Sanctuary, Refugee, News
It may seem surprising that faith groups would offer sanctuary to refused refugees, or material support to undocumented migrants. These acts of resistance and compassion require normally law-abiding moral people to make a conscious choice to defy government and perhaps, if necessary, even break the law. The success of sanctuary movements (defined broadly here) relies on broad public support both to attract willing collaborators, and to forestall government intervention. Previous studies have examined the discourse around sanctuary practice, and the ensuing public debates. This chapter adds to this body of work by offering an empirical study of how individuals and groups publically justified acts of sanctuary; we offer a comparative analysis of these claims in Canada, the United States and the United Kingdom; and finally we attempt to respond, in a limited way, to the challenges raised by these voices. The jurisdictions considered share similar legal, faith and cultural histories, but we seek to understand how their distinct political and geographic contexts shaped their movements. We find that sanctuary practice, and even its very definition; vary widely across these jurisdictions, from shelter in a church, our traditional conception, to rescue in the wilderness.
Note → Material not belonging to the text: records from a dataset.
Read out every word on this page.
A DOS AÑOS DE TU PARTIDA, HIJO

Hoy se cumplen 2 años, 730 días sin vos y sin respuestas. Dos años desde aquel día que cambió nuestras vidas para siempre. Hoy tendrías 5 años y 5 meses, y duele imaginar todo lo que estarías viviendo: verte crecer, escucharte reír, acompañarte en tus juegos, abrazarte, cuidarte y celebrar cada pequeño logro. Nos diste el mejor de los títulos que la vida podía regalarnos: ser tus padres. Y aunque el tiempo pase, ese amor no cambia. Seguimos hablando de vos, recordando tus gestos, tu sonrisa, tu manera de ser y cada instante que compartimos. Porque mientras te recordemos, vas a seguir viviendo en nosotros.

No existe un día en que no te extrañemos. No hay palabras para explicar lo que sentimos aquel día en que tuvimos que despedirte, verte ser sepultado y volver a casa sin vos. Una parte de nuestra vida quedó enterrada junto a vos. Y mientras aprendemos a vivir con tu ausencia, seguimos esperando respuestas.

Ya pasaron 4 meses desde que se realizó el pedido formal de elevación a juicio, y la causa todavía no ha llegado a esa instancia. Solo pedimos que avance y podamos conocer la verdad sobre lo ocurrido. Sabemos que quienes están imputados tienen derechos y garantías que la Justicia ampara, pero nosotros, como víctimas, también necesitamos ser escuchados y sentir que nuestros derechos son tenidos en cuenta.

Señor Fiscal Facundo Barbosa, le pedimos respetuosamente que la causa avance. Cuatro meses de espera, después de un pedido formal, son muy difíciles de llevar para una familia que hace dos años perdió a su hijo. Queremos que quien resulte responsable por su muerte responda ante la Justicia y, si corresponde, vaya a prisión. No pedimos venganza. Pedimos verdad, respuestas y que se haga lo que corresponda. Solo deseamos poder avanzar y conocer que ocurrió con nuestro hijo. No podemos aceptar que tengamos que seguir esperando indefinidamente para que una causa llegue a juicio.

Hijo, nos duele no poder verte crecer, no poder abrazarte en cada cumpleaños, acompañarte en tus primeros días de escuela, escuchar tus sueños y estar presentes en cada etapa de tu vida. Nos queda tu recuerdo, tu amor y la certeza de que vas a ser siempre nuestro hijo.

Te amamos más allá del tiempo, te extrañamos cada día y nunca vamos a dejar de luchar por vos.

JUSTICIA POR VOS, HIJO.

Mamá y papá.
We also discover that sanctuary supporters we heard share a common motivation, and perhaps for those from a Christian worldview, a theological commitment broad enough to encircle all these expressions.
David H Michels, "'I took up the case of the stranger': Arguments from Faith, History and Law" in Randy K Lippert and Sean Rehaag, eds, Sanctuary Practices in International perspectives: Migration, Citizenship, and Social Movements (New York, NY: Routledge, 2013) 28-42.